Why Is There No StringIO Function in Python 3?

A faster way of concatenating strings is to use a StringIO object, which is a text buffer held in memory that works only in Python 2; StringIO and cStringIO no longer exist in Python 3. The io package has a StringIO class that’s used.

import io

out = io.StringIO()

for i in range(10):

            print(i,  file=out)

print(out.getvalue())

out.close()

 

The first print sends the loop values (0-9) to the in-memory file “out,” one number per line. The second print calls outfile.getvalue() and that returns all the text in one go.

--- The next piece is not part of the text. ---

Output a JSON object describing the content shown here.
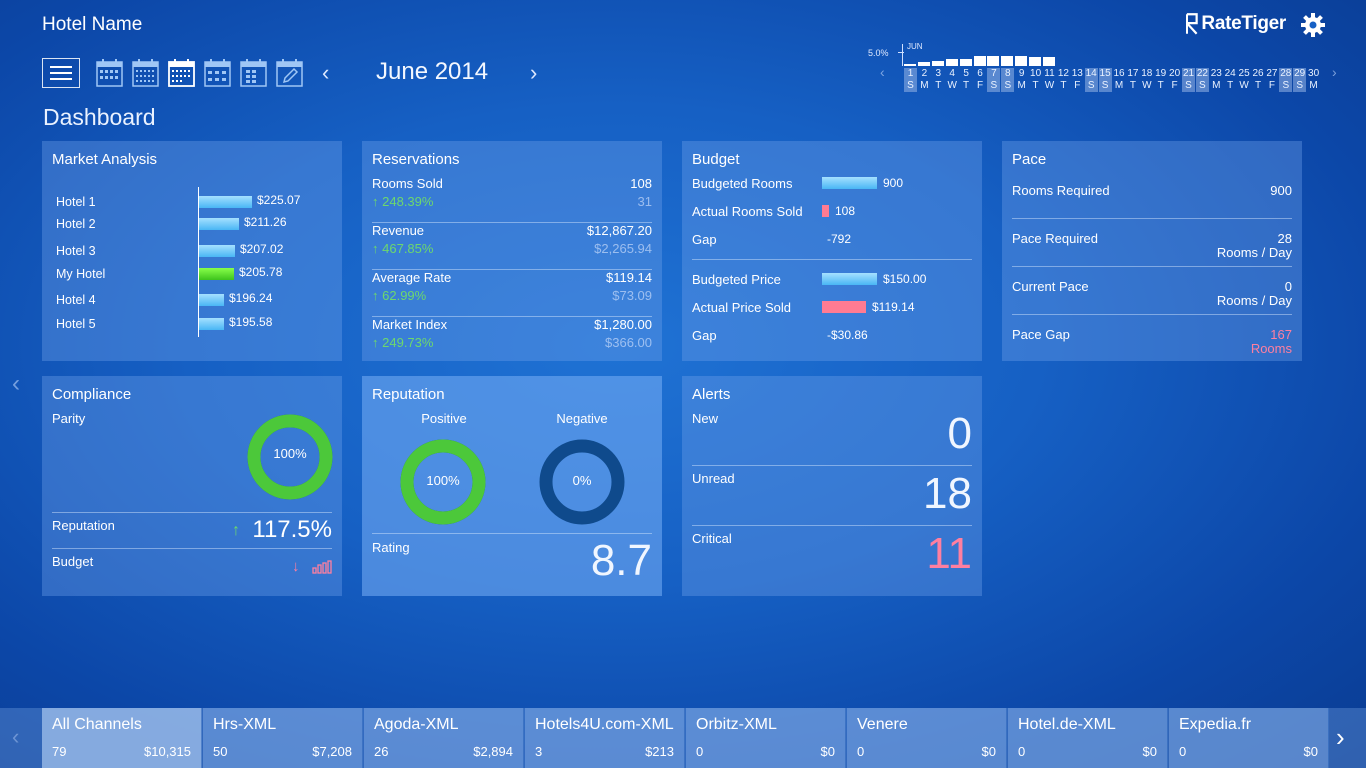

Yet another way to join strings is to use the str.join(iterable) method from Python 3.2 onwards; see the Python 3 string methods. The value in the string is used as a separator, and the join parameter is an iterable, or an object which can return members one by one. In the example below, I’ve used a list of IP digits and combined them into an IP address:

import io

out = io.StringIO()

a=”.”

a=a.join([‘174′,’129′,’202′,’211’])

print(a,  file=out)

print(out.getvalue())

out.close()

If you’re converting from Python 2, you should be aware of these string differences. Most fundamental is the Unicode nature of strings now, which puts Python 3 up there with Java and C# for Unicode support.